Objectives of Nationalisation:
a)      Preventing concentration of economic powers in the hands of few.
b)      Provide banking facilities in rural areas.
c)       Mobilization of savings of rural areas.
d)      Help to the agriculture industry.
e)      Balanced regional development of the country
f)       Provide adequate financial assistance to the public and private sector industry whether big or small.
g)      Greater stability and control in banking sector by reserve bank of India.
Achievements of nationalisation:
a)      Expansion of Bank branches: There has been a rapid increase of bank branches after nationalization. Till the end of March, 2014 number of bank branches increases to 97,010.
b)      Growth of deposit: After nationalization the deposit occupied by banks was increased due to various branches in Rural, Semi-urban and urban areas.
c)       Advances to priority sectors: Priority sector includes Agriculture, small business, small scale industry etc. There has been greater emphasis on those sectors now.
d)      Correction of regional imbalances: After nationalization, steps have been taken to improve banking services in less developed states.
e)      Advance to Agriculture: The nationalized banks have given particular importance in providing credit to agriculturists.
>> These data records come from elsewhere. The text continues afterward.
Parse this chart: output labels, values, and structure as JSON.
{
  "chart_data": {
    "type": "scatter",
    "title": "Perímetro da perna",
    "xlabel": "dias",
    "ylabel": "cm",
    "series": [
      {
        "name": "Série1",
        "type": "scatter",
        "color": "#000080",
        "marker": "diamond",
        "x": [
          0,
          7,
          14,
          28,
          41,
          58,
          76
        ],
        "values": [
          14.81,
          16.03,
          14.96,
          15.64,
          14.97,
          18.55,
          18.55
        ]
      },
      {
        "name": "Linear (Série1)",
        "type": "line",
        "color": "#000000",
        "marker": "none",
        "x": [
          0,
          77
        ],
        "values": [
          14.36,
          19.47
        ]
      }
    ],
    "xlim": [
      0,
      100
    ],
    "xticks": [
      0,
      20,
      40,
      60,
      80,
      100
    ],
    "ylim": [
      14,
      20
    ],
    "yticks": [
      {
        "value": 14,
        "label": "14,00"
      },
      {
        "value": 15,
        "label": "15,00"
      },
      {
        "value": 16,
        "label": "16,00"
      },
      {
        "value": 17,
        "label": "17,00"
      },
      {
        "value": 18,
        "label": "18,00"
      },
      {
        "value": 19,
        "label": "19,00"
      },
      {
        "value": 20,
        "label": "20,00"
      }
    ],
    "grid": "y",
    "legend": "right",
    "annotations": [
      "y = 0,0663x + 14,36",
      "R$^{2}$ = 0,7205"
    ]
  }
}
d) Inflationary Gap:- An inflationary gap is a macroeconomic concept that describes the difference between the current level of real gross domestic product (GDP) and the anticipated GDP that would be experienced if an economy is at full employment. This is also referred to as the potential GDP. For the gap to be considered inflationary, the current real GDP Must be the higher of the two metrics. The inflationary gap exists when the demand for goods and services exceeds production due to factors such as higher levels of overall employment, increased trade activities or increased government expenditure. This can lead to the real GDP exceeding the potential GDP, resulting in an inflationary gap. The inflationary gap is so named because the relative increase in real GDP causes an economy to increase its consumption, which causes prices to rise in the long run. Due to the higher number of funds available within the economy, consumers are more inclined to purchase goods and services. As the demand for goods and services increases but production has not yet compensated for the shift, prices rise to restore market equilibrium. When the potential GDP is higher than the real GDP, the gap is referred to as a deflationary gap. According to macroeconomic theory, the goods market determines the level of real GDP, which is shown in the following relationship: Y = C + I G+ NX
Where:
Y = real GDP
C = consumption expenditure
I = investment
G = government expenditure
NX = net exports
An increase in consumption expenditure, investments, government expenditure or net exports causes real GDP to rise in the short run. Real GDP provides a measure of economic growth while compensating for the effects of inflation or deflation. This produces a result that accounts for the difference between actual economic growth and a simple shift in the prices of goods or services within the economy.